Le Général Ha - Chen Qi
Le Général Ha – Chen Qi

Cette histoire, en réalité contée dans le roman « L’Investiture des Dieux » écrit au 16ème siècle après J.C, raconte également qu’après la victoire des Zhou sur les Shang, le fin stratège Jiang Ziya investit les Dieux. Lors de cette cérémonie, il offre le poste de gardien de Bouddha à Chen Qi et Zheng Lun. Ils deviennent alors les deux généraux Heng (comme un bourdonnement émis à l’intérieur du corps) et Ha (comme le cri poussé pour décupler la puissance lors d’un combat). C’est cette origine romancée que l’on retient aujourd’hui à Taiwan et en Chine.

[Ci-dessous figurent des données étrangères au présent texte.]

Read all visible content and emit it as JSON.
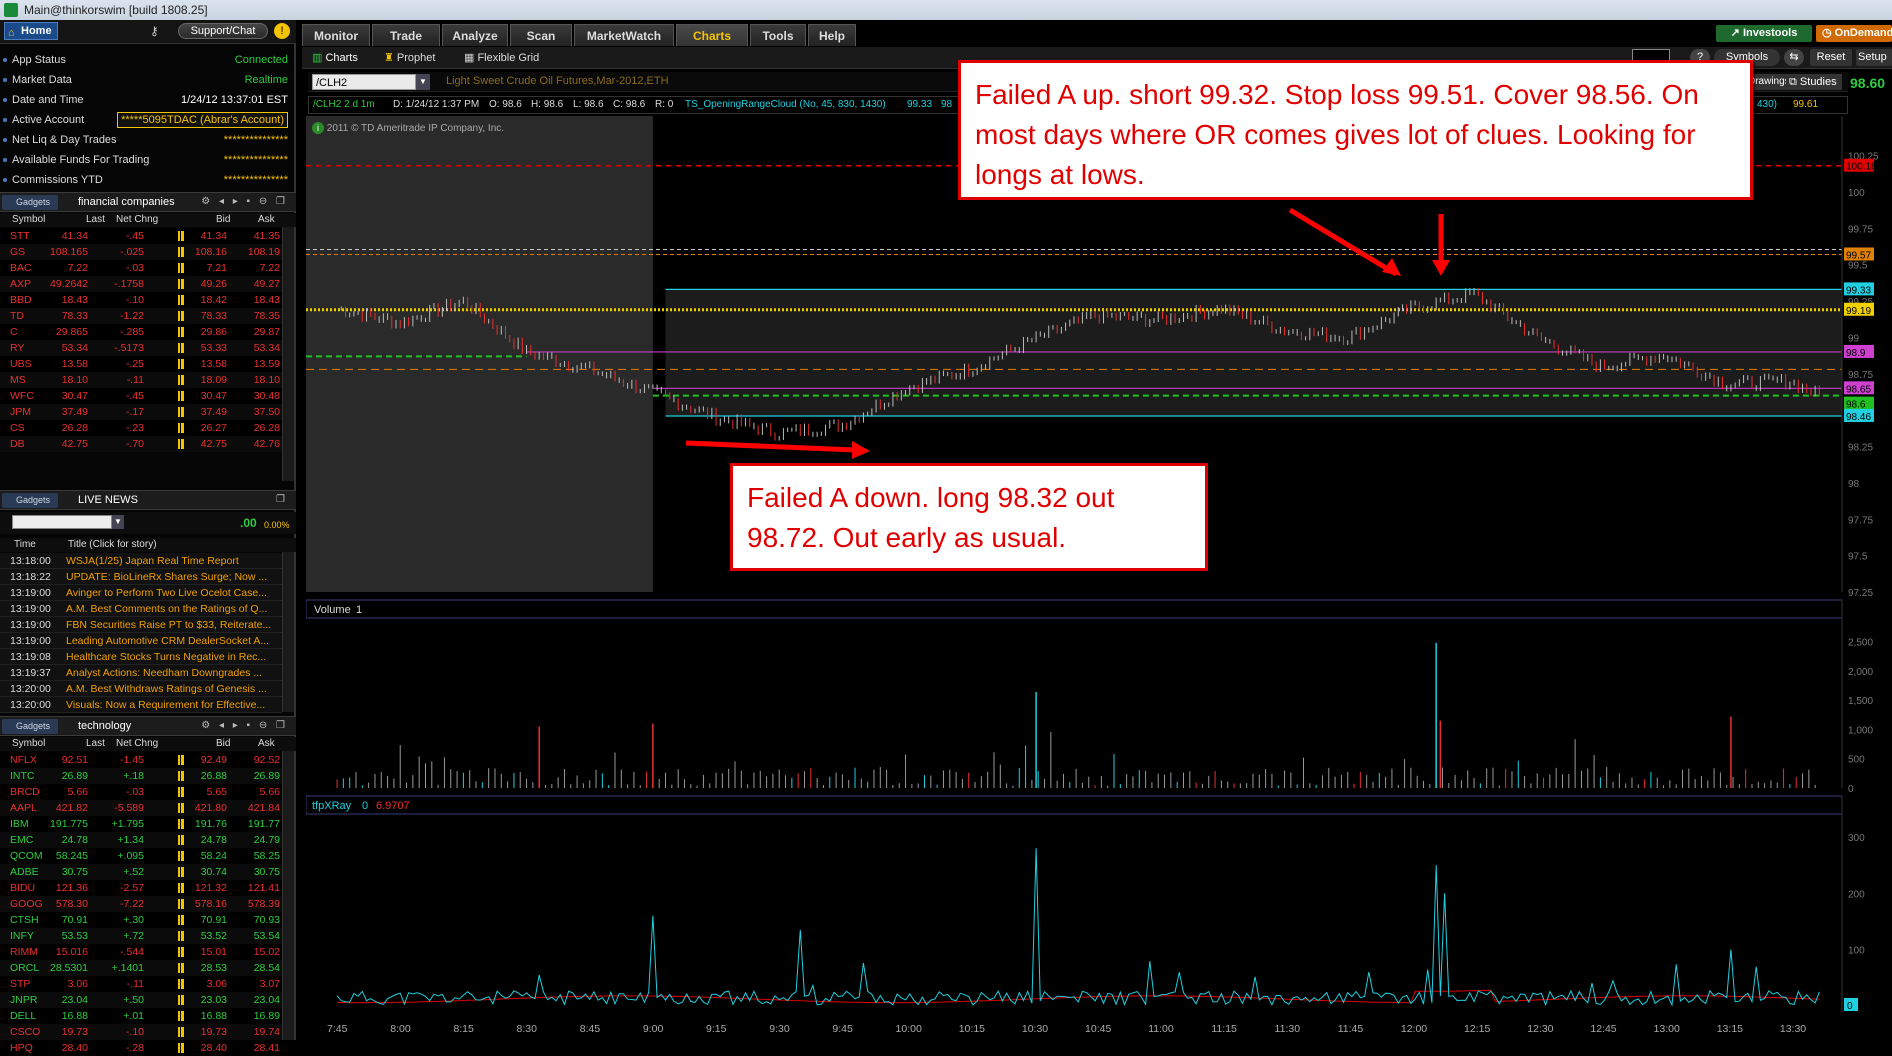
{
  "window": {
    "title": "Main@thinkorswim [build 1808.25]"
  },
  "left": {
    "home": "Home",
    "support": "Support/Chat",
    "account": [
      {
        "label": "App Status",
        "value": "Connected"
      },
      {
        "label": "Market Data",
        "value": "Realtime"
      },
      {
        "label": "Date and Time",
        "value": "1/24/12 13:37:01 EST"
      },
      {
        "label": "Active Account",
        "value": "*****5095TDAC (Abrar's Account)"
      },
      {
        "label": "Net Liq & Day Trades",
        "value": "***************"
      },
      {
        "label": "Available Funds For Trading",
        "value": "***************"
      },
      {
        "label": "Commissions YTD",
        "value": "***************"
      }
    ],
    "gadgets_label": "Gadgets",
    "watch1": {
      "title": "financial companies",
      "headers": [
        "Symbol",
        "Last",
        "Net Chng",
        "Bid",
        "Ask"
      ],
      "rows": [
        [
          "STT",
          "41.34",
          "-.45",
          "41.34",
          "41.35"
        ],
        [
          "GS",
          "108.165",
          "-.025",
          "108.16",
          "108.19"
        ],
        [
          "BAC",
          "7.22",
          "-.03",
          "7.21",
          "7.22"
        ],
        [
          "AXP",
          "49.2642",
          "-.1758",
          "49.26",
          "49.27"
        ],
        [
          "BBD",
          "18.43",
          "-.10",
          "18.42",
          "18.43"
        ],
        [
          "TD",
          "78.33",
          "-1.22",
          "78.33",
          "78.35"
        ],
        [
          "C",
          "29.865",
          "-.285",
          "29.86",
          "29.87"
        ],
        [
          "RY",
          "53.34",
          "-.5173",
          "53.33",
          "53.34"
        ],
        [
          "UBS",
          "13.58",
          "-.25",
          "13.58",
          "13.59"
        ],
        [
          "MS",
          "18.10",
          "-.11",
          "18.09",
          "18.10"
        ],
        [
          "WFC",
          "30.47",
          "-.45",
          "30.47",
          "30.48"
        ],
        [
          "JPM",
          "37.49",
          "-.17",
          "37.49",
          "37.50"
        ],
        [
          "CS",
          "26.28",
          "-.23",
          "26.27",
          "26.28"
        ],
        [
          "DB",
          "42.75",
          "-.70",
          "42.75",
          "42.76"
        ]
      ]
    },
    "news": {
      "title": "LIVE NEWS",
      "value": ".00",
      "pct": "0.00%",
      "headers": [
        "Time",
        "Title (Click for story)"
      ],
      "rows": [
        [
          "13:18:00",
          "WSJA(1/25) Japan Real Time Report"
        ],
        [
          "13:18:22",
          "UPDATE: BioLineRx Shares Surge; Now ..."
        ],
        [
          "13:19:00",
          "Avinger to Perform Two Live Ocelot Case..."
        ],
        [
          "13:19:00",
          "A.M. Best Comments on the Ratings of Q..."
        ],
        [
          "13:19:00",
          "FBN Securities Raise PT to $33, Reiterate..."
        ],
        [
          "13:19:00",
          "Leading Automotive CRM DealerSocket A..."
        ],
        [
          "13:19:08",
          "Healthcare Stocks Turns Negative in Rec..."
        ],
        [
          "13:19:37",
          "Analyst Actions: Needham Downgrades ..."
        ],
        [
          "13:20:00",
          "A.M. Best Withdraws Ratings of Genesis ..."
        ],
        [
          "13:20:00",
          "Visuals: Now a Requirement for Effective..."
        ]
      ]
    },
    "watch2": {
      "title": "technology",
      "headers": [
        "Symbol",
        "Last",
        "Net Chng",
        "Bid",
        "Ask"
      ],
      "rows": [
        [
          "NFLX",
          "92.51",
          "-1.45",
          "92.49",
          "92.52"
        ],
        [
          "INTC",
          "26.89",
          "+.18",
          "26.88",
          "26.89"
        ],
        [
          "BRCD",
          "5.66",
          "-.03",
          "5.65",
          "5.66"
        ],
        [
          "AAPL",
          "421.82",
          "-5.589",
          "421.80",
          "421.84"
        ],
        [
          "IBM",
          "191.775",
          "+1.795",
          "191.76",
          "191.77"
        ],
        [
          "EMC",
          "24.78",
          "+1.34",
          "24.78",
          "24.79"
        ],
        [
          "QCOM",
          "58.245",
          "+.095",
          "58.24",
          "58.25"
        ],
        [
          "ADBE",
          "30.75",
          "+.52",
          "30.74",
          "30.75"
        ],
        [
          "BIDU",
          "121.36",
          "-2.57",
          "121.32",
          "121.41"
        ],
        [
          "GOOG",
          "578.30",
          "-7.22",
          "578.16",
          "578.39"
        ],
        [
          "CTSH",
          "70.91",
          "+.30",
          "70.91",
          "70.93"
        ],
        [
          "INFY",
          "53.53",
          "+.72",
          "53.52",
          "53.54"
        ],
        [
          "RIMM",
          "15.016",
          "-.544",
          "15.01",
          "15.02"
        ],
        [
          "ORCL",
          "28.5301",
          "+.1401",
          "28.53",
          "28.54"
        ],
        [
          "STP",
          "3.06",
          "-.11",
          "3.06",
          "3.07"
        ],
        [
          "JNPR",
          "23.04",
          "+.50",
          "23.03",
          "23.04"
        ],
        [
          "DELL",
          "16.88",
          "+.01",
          "16.88",
          "16.89"
        ],
        [
          "CSCO",
          "19.73",
          "-.10",
          "19.73",
          "19.74"
        ],
        [
          "HPQ",
          "28.40",
          "-.28",
          "28.40",
          "28.41"
        ]
      ]
    }
  },
  "menu": {
    "tabs": [
      "Monitor",
      "Trade",
      "Analyze",
      "Scan",
      "MarketWatch",
      "Charts",
      "Tools",
      "Help"
    ],
    "active": "Charts"
  },
  "subbar": {
    "charts": "Charts",
    "prophet": "Prophet",
    "flexible_grid": "Flexible Grid",
    "symbols": "Symbols",
    "reset": "Reset",
    "setup": "Setup",
    "investools": "Investools",
    "ondemand": "OnDemand",
    "drawings": "Drawings",
    "studies": "Studies",
    "last_price": "98.60"
  },
  "chart": {
    "symbol": "/CLH2",
    "description": "Light Sweet Crude Oil Futures,Mar-2012,ETH",
    "info": {
      "period": "/CLH2 2 d 1m",
      "d": "D: 1/24/12 1:37 PM",
      "o": "O: 98.6",
      "h": "H: 98.6",
      "l": "L: 98.6",
      "c": "C: 98.6",
      "r": "R: 0",
      "study": "TS_OpeningRangeCloud (No, 45, 830, 1430)",
      "v1": "99.33",
      "v2": "98",
      "v3": "430)",
      "v4": "99.61"
    },
    "copyright": "2011 © TD Ameritrade IP Company, Inc.",
    "price_ticks": [
      "100.25",
      "100",
      "99.75",
      "99.5",
      "99.25",
      "99",
      "98.75",
      "98.5",
      "98.25",
      "98",
      "97.75",
      "97.5",
      "97.25"
    ],
    "price_labels": [
      {
        "text": "100.18",
        "color": "#e00000"
      },
      {
        "text": "99.57",
        "color": "#e08000"
      },
      {
        "text": "99.33",
        "color": "#20d0e0"
      },
      {
        "text": "99.19",
        "color": "#f0d000"
      },
      {
        "text": "98.9",
        "color": "#d040d0"
      },
      {
        "text": "98.65",
        "color": "#d040d0"
      },
      {
        "text": "98.6",
        "color": "#20c020"
      },
      {
        "text": "98.46",
        "color": "#20d0e0"
      }
    ],
    "volume_label": "Volume",
    "volume_value": "1",
    "volume_ticks": [
      "2,500",
      "2,000",
      "1,500",
      "1,000",
      "500",
      "0"
    ],
    "xray_label": "tfpXRay",
    "xray_v1": "0",
    "xray_v2": "6.9707",
    "xray_ticks": [
      "300",
      "200",
      "100",
      "0"
    ],
    "time_ticks": [
      "7:45",
      "8:00",
      "8:15",
      "8:30",
      "8:45",
      "9:00",
      "9:15",
      "9:30",
      "9:45",
      "10:00",
      "10:15",
      "10:30",
      "10:45",
      "11:00",
      "11:15",
      "11:30",
      "11:45",
      "12:00",
      "12:15",
      "12:30",
      "12:45",
      "13:00",
      "13:15",
      "13:30"
    ]
  },
  "annotations": {
    "top": "Failed A up. short 99.32. Stop loss 99.51. Cover 98.56. On most days where OR comes gives lot of clues. Looking for longs at lows.",
    "bottom": "Failed A down. long 98.32 out 98.72. Out early as usual."
  },
  "chart_data": {
    "type": "line",
    "title": "",
    "xlabel": "",
    "ylabel": "",
    "ylim": [
      97.25,
      100.35
    ],
    "x": [
      "7:45",
      "8:00",
      "8:15",
      "8:30",
      "8:45",
      "9:00",
      "9:15",
      "9:30",
      "9:45",
      "10:00",
      "10:15",
      "10:30",
      "10:45",
      "11:00",
      "11:15",
      "11:30",
      "11:45",
      "12:00",
      "12:15",
      "12:30",
      "12:45",
      "13:00",
      "13:15",
      "13:30",
      "13:37"
    ],
    "series": [
      {
        "name": "",
        "values": [
          99.2,
          99.1,
          99.25,
          98.9,
          98.78,
          98.62,
          98.45,
          98.34,
          98.4,
          98.65,
          98.78,
          98.98,
          99.15,
          99.12,
          99.2,
          99.05,
          99.0,
          99.2,
          99.3,
          99.0,
          98.8,
          98.88,
          98.68,
          98.7,
          98.6
        ]
      }
    ],
    "levels": {
      "or_high": 99.33,
      "or_low": 98.46,
      "yellow": 99.19,
      "magenta_high": 98.9,
      "magenta_low": 98.65,
      "red_dash": 100.18,
      "orange_dash": 99.57,
      "green_dash": 98.6
    }
  },
  "colors": {
    "accent": "#f5c400",
    "up": "#2ecc40",
    "down": "#e83030",
    "annotation": "#e00000"
  }
}
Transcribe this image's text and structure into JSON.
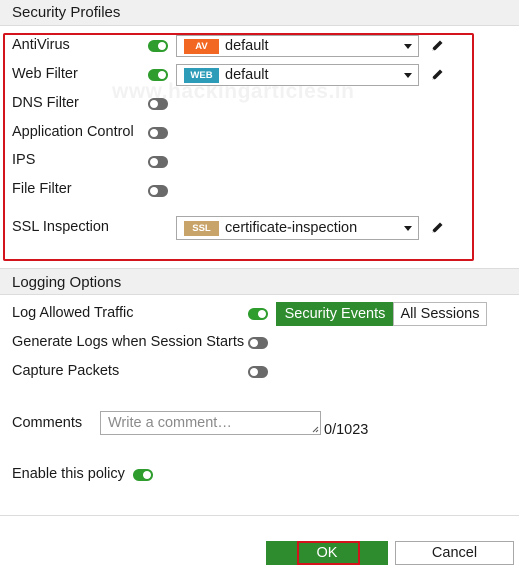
{
  "security_profiles": {
    "title": "Security Profiles",
    "rows": [
      {
        "label": "AntiVirus",
        "enabled": true,
        "badge": "AV",
        "badge_color": "#f26722",
        "value": "default"
      },
      {
        "label": "Web Filter",
        "enabled": true,
        "badge": "WEB",
        "badge_color": "#2c9cb8",
        "value": "default"
      },
      {
        "label": "DNS Filter",
        "enabled": false
      },
      {
        "label": "Application Control",
        "enabled": false
      },
      {
        "label": "IPS",
        "enabled": false
      },
      {
        "label": "File Filter",
        "enabled": false
      },
      {
        "label": "SSL Inspection",
        "badge": "SSL",
        "badge_color": "#c8a36a",
        "value": "certificate-inspection"
      }
    ]
  },
  "logging_options": {
    "title": "Logging Options",
    "log_allowed_traffic": {
      "label": "Log Allowed Traffic",
      "enabled": true
    },
    "segments": {
      "security_events": "Security Events",
      "all_sessions": "All Sessions",
      "selected": "Security Events"
    },
    "generate_logs": {
      "label": "Generate Logs when Session Starts",
      "enabled": false
    },
    "capture_packets": {
      "label": "Capture Packets",
      "enabled": false
    }
  },
  "comments": {
    "label": "Comments",
    "placeholder": "Write a comment…",
    "count": "0/1023"
  },
  "enable_policy": {
    "label": "Enable this policy",
    "enabled": true
  },
  "buttons": {
    "ok": "OK",
    "cancel": "Cancel"
  },
  "watermark": "www.hackingarticles.in",
  "colors": {
    "toggle_on": "#2e9d2e",
    "toggle_off": "#6a6a6a",
    "ok_button": "#2e8b2e",
    "highlight": "#d4141c"
  }
}
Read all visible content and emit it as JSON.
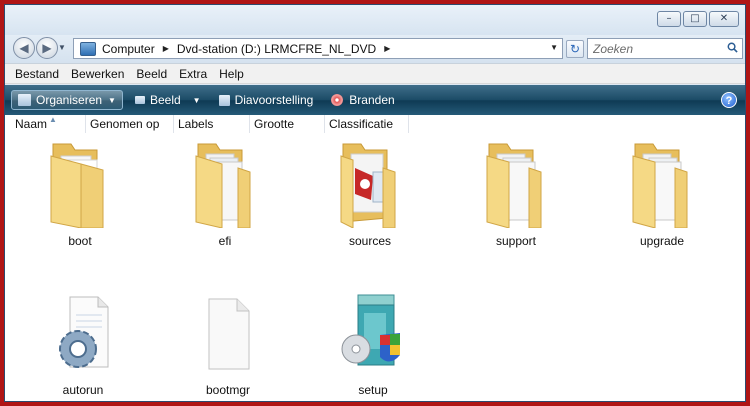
{
  "window": {
    "buttons": {
      "minimize": "–",
      "maximize": "□",
      "close": "✕"
    }
  },
  "nav": {
    "back_icon": "back-arrow-icon",
    "forward_icon": "forward-arrow-icon",
    "breadcrumbs": [
      "Computer",
      "Dvd-station (D:) LRMCFRE_NL_DVD"
    ],
    "search_placeholder": "Zoeken"
  },
  "menu": [
    "Bestand",
    "Bewerken",
    "Beeld",
    "Extra",
    "Help"
  ],
  "toolbar": {
    "organise": "Organiseren",
    "view": "Beeld",
    "slideshow": "Diavoorstelling",
    "burn": "Branden",
    "help": "?"
  },
  "columns": [
    "Naam",
    "Genomen op",
    "Labels",
    "Grootte",
    "Classificatie"
  ],
  "items": [
    {
      "name": "boot",
      "type": "folder"
    },
    {
      "name": "efi",
      "type": "folder"
    },
    {
      "name": "sources",
      "type": "folder"
    },
    {
      "name": "support",
      "type": "folder"
    },
    {
      "name": "upgrade",
      "type": "folder"
    },
    {
      "name": "autorun",
      "type": "settings-file"
    },
    {
      "name": "bootmgr",
      "type": "blank-file"
    },
    {
      "name": "setup",
      "type": "installer"
    }
  ],
  "colors": {
    "frame": "#b01515",
    "command_bar": "#1b4b66",
    "folder": "#f2d27a"
  }
}
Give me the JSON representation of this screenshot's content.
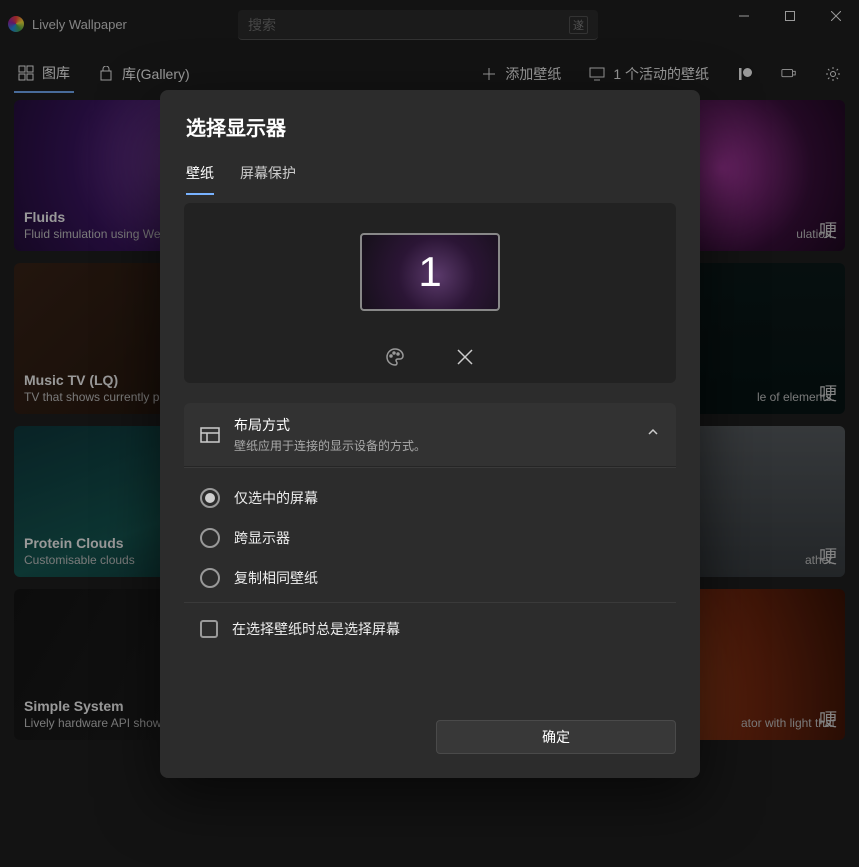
{
  "app": {
    "title": "Lively Wallpaper"
  },
  "search": {
    "placeholder": "搜索",
    "kbd": "遂"
  },
  "toolbar": {
    "library": "图库",
    "gallery": "库(Gallery)",
    "add_wallpaper": "添加壁纸",
    "active_wallpapers": "1 个活动的壁纸"
  },
  "cards": {
    "fluids": {
      "title": "Fluids",
      "desc": "Fluid simulation using WebGL. Responds to system audio & cursor."
    },
    "jelly": {
      "desc_tail": "ulation.",
      "badge": "哽"
    },
    "tv": {
      "title": "Music TV (LQ)",
      "desc": "TV that shows currently playing…"
    },
    "periodic": {
      "desc_tail": "le of elements.",
      "badge": "哽"
    },
    "clouds": {
      "title": "Protein Clouds",
      "desc": "Customisable clouds"
    },
    "rain": {
      "desc_tail": "ather.",
      "badge": "哽"
    },
    "system": {
      "title": "Simple System",
      "desc": "Lively hardware API showcase"
    },
    "fire": {
      "desc_tail": "ator with light that",
      "badge": "哽"
    }
  },
  "modal": {
    "title": "选择显示器",
    "tab_wallpaper": "壁纸",
    "tab_screensaver": "屏幕保护",
    "monitor_number": "1",
    "layout_title": "布局方式",
    "layout_desc": "壁纸应用于连接的显示设备的方式。",
    "radio_selected_only": "仅选中的屏幕",
    "radio_span": "跨显示器",
    "radio_duplicate": "复制相同壁纸",
    "checkbox_always_select": "在选择壁纸时总是选择屏幕",
    "ok": "确定"
  }
}
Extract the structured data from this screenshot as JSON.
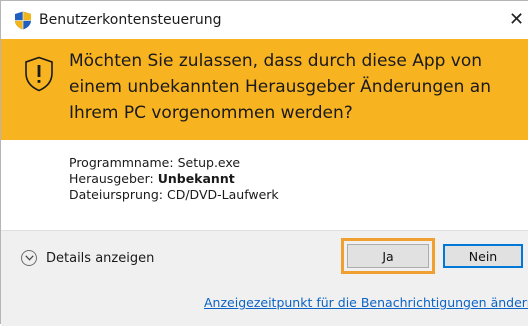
{
  "window": {
    "title": "Benutzerkontensteuerung",
    "close_icon": "close-icon"
  },
  "banner": {
    "message": "Möchten Sie zulassen, dass durch diese App von einem unbekannten Herausgeber Änderungen an Ihrem PC vorgenommen werden?",
    "icon": "warning-shield-icon",
    "color": "#f8b321"
  },
  "info": {
    "program_label": "Programmname:",
    "program_value": "Setup.exe",
    "publisher_label": "Herausgeber:",
    "publisher_value": "Unbekannt",
    "origin_label": "Dateiursprung:",
    "origin_value": "CD/DVD-Laufwerk"
  },
  "footer": {
    "details_label": "Details anzeigen",
    "yes_label": "Ja",
    "no_label": "Nein",
    "link_text": "Anzeigezeitpunkt für die Benachrichtigungen ändern",
    "highlight_color": "#f0a030",
    "link_color": "#0b63c5"
  }
}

En réalité, les origines bouddhistes sont toutes autres. Du côté de l’Inde, on parle de ce guerrier Guhyapada qui avait fait vœu de protéger Bouddha. Dans certaines sculptures et gravures du 2ème siècle avant J.C. C’est même Héraclès (Hercule donc) qui est représenté derrière un Bouddha en méditation. On retrouve alors des influences qui pourraient s’expliquer avec la route commerçante de la soie entre l’Orient et l’Occident. Guhyapada suit Bouddha lors de l’arrivée du bouddhisme en Chine. Alors qu’il était représenté sur l’unique porte d’entrée des monastères en Inde, Guhyapada s’est retrouvé divisé en deux une fois en Chine, les entrées de tempes et monastères étant composées de deux portes. Le guerrier devient deux, qui sont eux-même une représentation Yin-Yang de la version originale. Pour une assimilation plus simple dans la culture chinoise, on explique l’existence de ce couple par le biais du roman « L’Investiture des Dieux », dont les sources et origines sont probablement antérieures au 16ème après J.C

Une version plus japonaise des Généraux Heng Ha trouvée dans le temple Cisheng de Taipei
Une version plus japonaise des Généraux Heng Ha trouvée dans le temple Cisheng de Taipei

Si les Taïwanais retiennent avant tout la version romancée, il est bon de noter que la présence de Heng et Ha s’est également répandue dans les monastères de Corée, du Japon et certainement d’autres contrées d’Asie. Alors oui, les formes et représentations seront différentes, mais on retrouvera toujours cette impression de puissance et d’intimidation qui se dégagent des deux inséparables compères, de même que leurs expressions de visage, dont la bouche ouverte de Chen Qi « Ha » qui semble devoir crier pour l’éternité. Un mot sur la version japonaise pour conclure. C’est certainement la version la plus populaire puisque cette déclinaison apparaît dans certains animés japonais, voire même dans certains jeux vidéos où ils servent d’inspiration pour la création de personnages.